The JavaScript library behind many Claude Code presentation skills
PptxGenJS is an open-source JavaScript library for generating native Microsoft PowerPoint .pptx files. Created by Brent Ely and maintained on GitHub, it constructs Office Open XML documents programmatically without requiring Microsoft Office, LibreOffice, or any other presentation software to be installed. The library operates in both browser environments and Node.js servers, making it suitable for a range of deployment contexts including CLI tools, web services, and agent-based workflows.

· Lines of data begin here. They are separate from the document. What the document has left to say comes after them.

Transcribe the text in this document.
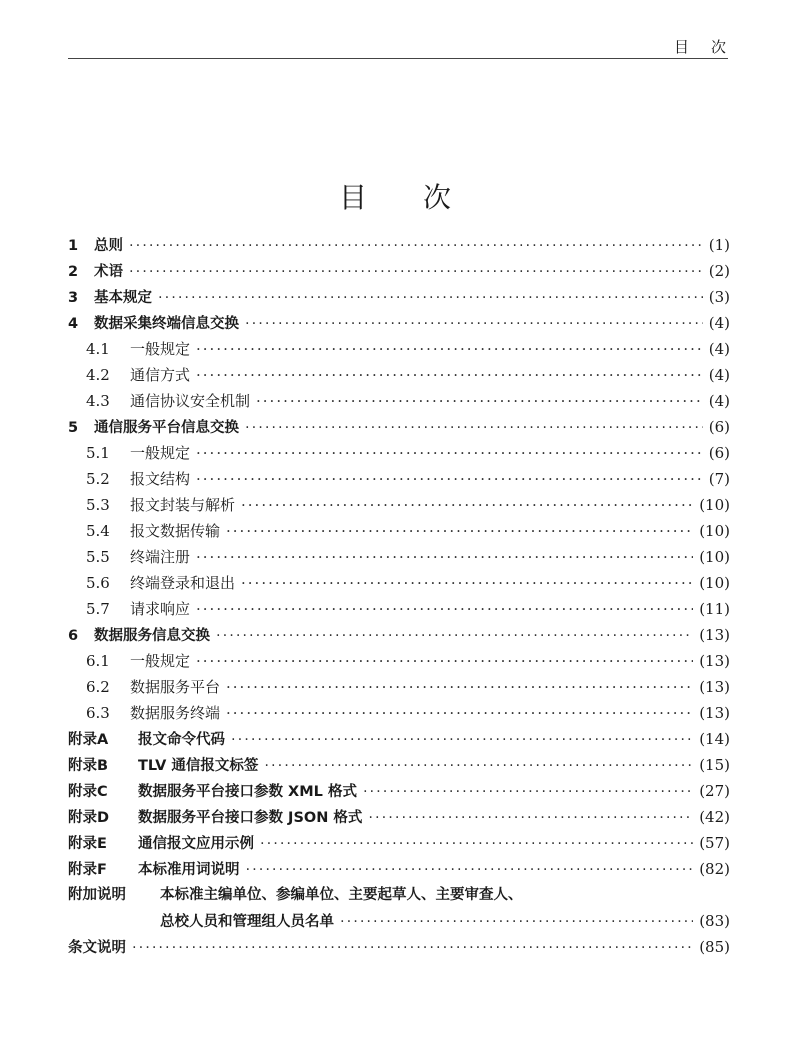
目次
目次
1	总则 ·····	(1)
2	术语 ·····	(2)
3	基本规定 ·····	(3)
4	数据采集终端信息交换 ·····	(4)
4.1	一般规定 ·····	(4)
4.2	通信方式 ·····	(4)
4.3	通信协议安全机制 ·····	(4)
5	通信服务平台信息交换 ·····	(6)
5.1	一般规定 ·····	(6)
5.2	报文结构 ·····	(7)
5.3	报文封装与解析 ·····	(10)
5.4	报文数据传输 ·····	(10)
5.5	终端注册 ·····	(10)
5.6	终端登录和退出 ·····	(10)
5.7	请求响应 ·····	(11)
6	数据服务信息交换 ·····	(13)
6.1	一般规定 ·····	(13)
6.2	数据服务平台 ·····	(13)
6.3	数据服务终端 ·····	(13)
附录A	报文命令代码 ·····	(14)
附录B	TLV 通信报文标签 ·····	(15)
附录C	数据服务平台接口参数 XML 格式 ·····	(27)
附录D	数据服务平台接口参数 JSON 格式 ·····	(42)
附录E	通信报文应用示例 ·····	(57)
附录F	本标准用词说明 ·····	(82)
附加说明	本标准主编单位、参编单位、主要起草人、主要审查人、
总校人员和管理组人员名单 ·····	(83)
条文说明 ·····	(85)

PptxGenJS builds .pptx files by assembling the underlying ZIP archive structure that defines a PowerPoint presentation. A .pptx file is essentially a collection of XML files, media assets, and relationship descriptors packaged in ZIP format. The library abstracts this complexity into a JavaScript API where developers define slides, add content elements, set formatting properties, and receive a finished file.
The typical workflow involves creating a PptxGenJS object, configuring presentation-level properties like slide size and title, then adding slides with individual content elements. Content can include text boxes, shapes, images, charts, tables, and media files. Each element accepts formatting options for fonts, colors, positioning, and animation. The library then serializes this structure into the correct XML schemas, packages everything into a ZIP archive with the .pptx extension, and returns the result as a file download or buffer.
In Claude Code skills, PptxGenJS is typically invoked through Node.js child processes or embedded in JavaScript execution contexts. Skills parse user requirements, structure the presentation content, and call PptxGenJS methods to produce the final file. The npm install -g pptxgenjs pattern appears in multiple skill installation commands on powerpoint.md, indicating its role as a shared dependency across independently developed tools.
Several entries in the powerpoint.md directory depend on PptxGenJS for output generation. These skills vary in approach but converge on the same underlying library for file production:
The pattern of npm install -g pptxgenjs in heavy-installation skills suggests PptxGenJS is preferred when skills want to avoid Python runtime dependencies or when the skill author is more comfortable with JavaScript tooling.